Minutes released by the US Federal Reserve from its latest meeting showed that policymakers expect continuing interest rate increases to bring inflation back down to their long-term 2 per cent goal.
But a vast majority supported the decision to reduce the size of the rises.
The Fed last month raised interest rates by 25 basis points, bringing rates to the range of 4.50 per cent and 4.75 per cent.
The central bank has raised interest rates eight times since March of last year, from near zero.
“Almost all participants agreed that it was appropriate to raise the target range for the federal funds rate 25 basis points,” minutes released by the Fed's meeting on January 31 and February 1 show.
“A few participants” favoured raising interest rates by 50 basis points, which they said would bring the Fed on track to move closer to what it considers to be a sufficiently restrictive stance.
Traders expect the Fed to raise interest rates by 25 basis points next month, the CME Group's FedWatch Tool shows.
With inflation still well above its 2 per cent goal and a hot labour market, Fed officials agreed it would need to continue imposing the rate rises.
“All participants continued to anticipate that ongoing increases in the target range for the federal funds rate would be appropriate to achieve the committee’s objectives,” the minutes read.
Fed officials noted during their meeting that it was “important that overall financial conditions be consistent with the degree of policy restraint” imposed by the central bank to bring inflation down closer to its target.
Government data released after the Fed's latest meeting underscored the argument made by officials.
The labour market still remains tight, with 517,000 jobs added in January.
“It kind of shows you why we think that this will be a process that takes a significant period of time,” Fed chairman Jerome Powell said of the January jobs report.

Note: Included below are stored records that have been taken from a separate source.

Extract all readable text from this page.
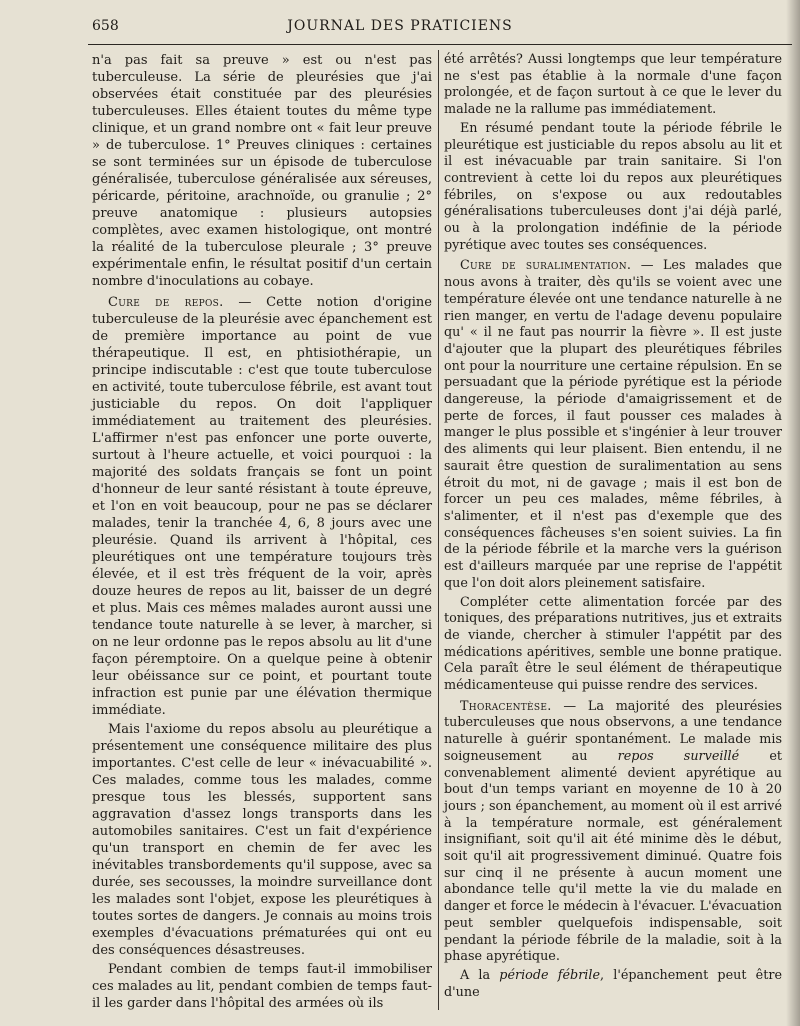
658	JOURNAL DES PRATICIENS

n'a pas fait sa preuve » est ou n'est pas tuberculeuse. La série de pleurésies que j'ai observées était constituée par des pleurésies tuberculeuses. Elles étaient toutes du même type clinique, et un grand nombre ont « fait leur preuve » de tuberculose. 1° Preuves cliniques : certaines se sont terminées sur un épisode de tuberculose généralisée, tuberculose généralisée aux séreuses, péricarde, péritoine, arachnoïde, ou granulie ; 2° preuve anatomique : plusieurs autopsies complètes, avec examen histologique, ont montré la réalité de la tuberculose pleurale ; 3° preuve expérimentale enfin, le résultat positif d'un certain nombre d'inoculations au cobaye.

Cure de repos. — Cette notion d'origine tuberculeuse de la pleurésie avec épanchement est de première importance au point de vue thérapeutique. Il est, en phtisiothérapie, un principe indiscutable : c'est que toute tuberculose en activité, toute tuberculose fébrile, est avant tout justiciable du repos. On doit l'appliquer immédiatement au traitement des pleurésies. L'affirmer n'est pas enfoncer une porte ouverte, surtout à l'heure actuelle, et voici pourquoi : la majorité des soldats français se font un point d'honneur de leur santé résistant à toute épreuve, et l'on en voit beaucoup, pour ne pas se déclarer malades, tenir la tranchée 4, 6, 8 jours avec une pleurésie. Quand ils arrivent à l'hôpital, ces pleurétiques ont une température toujours très élevée, et il est très fréquent de la voir, après douze heures de repos au lit, baisser de un degré et plus. Mais ces mêmes malades auront aussi une tendance toute naturelle à se lever, à marcher, si on ne leur ordonne pas le repos absolu au lit d'une façon péremptoire. On a quelque peine à obtenir leur obéissance sur ce point, et pourtant toute infraction est punie par une élévation thermique immédiate.

Mais l'axiome du repos absolu au pleurétique a présentement une conséquence militaire des plus importantes. C'est celle de leur « inévacuabilité ». Ces malades, comme tous les malades, comme presque tous les blessés, supportent sans aggravation d'assez longs transports dans les automobiles sanitaires. C'est un fait d'expérience qu'un transport en chemin de fer avec les inévitables transbordements qu'il suppose, avec sa durée, ses secousses, la moindre surveillance dont les malades sont l'objet, expose les pleurétiques à toutes sortes de dangers. Je connais au moins trois exemples d'évacuations prématurées qui ont eu des conséquences désastreuses.

Pendant combien de temps faut-il immobiliser ces malades au lit, pendant combien de temps faut-il les garder dans l'hôpital des armées où ils

été arrêtés? Aussi longtemps que leur température ne s'est pas établie à la normale d'une façon prolongée, et de façon surtout à ce que le lever du malade ne la rallume pas immédiatement.

En résumé pendant toute la période fébrile le pleurétique est justiciable du repos absolu au lit et il est inévacuable par train sanitaire. Si l'on contrevient à cette loi du repos aux pleurétiques fébriles, on s'expose ou aux redoutables généralisations tuberculeuses dont j'ai déjà parlé, ou à la prolongation indéfinie de la période pyrétique avec toutes ses conséquences.

Cure de suralimentation. — Les malades que nous avons à traiter, dès qu'ils se voient avec une température élevée ont une tendance naturelle à ne rien manger, en vertu de l'adage devenu populaire qu' « il ne faut pas nourrir la fièvre ». Il est juste d'ajouter que la plupart des pleurétiques fébriles ont pour la nourriture une certaine répulsion. En se persuadant que la période pyrétique est la période dangereuse, la période d'amaigrissement et de perte de forces, il faut pousser ces malades à manger le plus possible et s'ingénier à leur trouver des aliments qui leur plaisent. Bien entendu, il ne saurait être question de suralimentation au sens étroit du mot, ni de gavage ; mais il est bon de forcer un peu ces malades, même fébriles, à s'alimenter, et il n'est pas d'exemple que des conséquences fâcheuses s'en soient suivies. La fin de la période fébrile et la marche vers la guérison est d'ailleurs marquée par une reprise de l'appétit que l'on doit alors pleinement satisfaire.

Compléter cette alimentation forcée par des toniques, des préparations nutritives, jus et extraits de viande, chercher à stimuler l'appétit par des médications apéritives, semble une bonne pratique. Cela paraît être le seul élément de thérapeutique médicamenteuse qui puisse rendre des services.

Thoracentèse. — La majorité des pleurésies tuberculeuses que nous observons, a une tendance naturelle à guérir spontanément. Le malade mis soigneusement au repos surveillé et convenablement alimenté devient apyrétique au bout d'un temps variant en moyenne de 10 à 20 jours ; son épanchement, au moment où il est arrivé à la température normale, est généralement insignifiant, soit qu'il ait été minime dès le début, soit qu'il ait progressivement diminué. Quatre fois sur cinq il ne présente à aucun moment une abondance telle qu'il mette la vie du malade en danger et force le médecin à l'évacuer. L'évacuation peut sembler quelquefois indispensable, soit pendant la période fébrile de la maladie, soit à la phase apyrétique.

A la période fébrile, l'épanchement peut être d'une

And the Consumer Price Index report released last week slowed 6.4 per cent on a year-on-year basis for the month of January, still well above its goal.
The Fed's preferred gauge of inflation, the Personal Consumption Expenditures Price Index, is set to be released on Friday.
Policymakers have indicated a willingness to go higher than the 5.1 per cent median forecast estimated at the end of last year.
They are expected to adjust their end-of-year forecast during their March 21-22 meeting.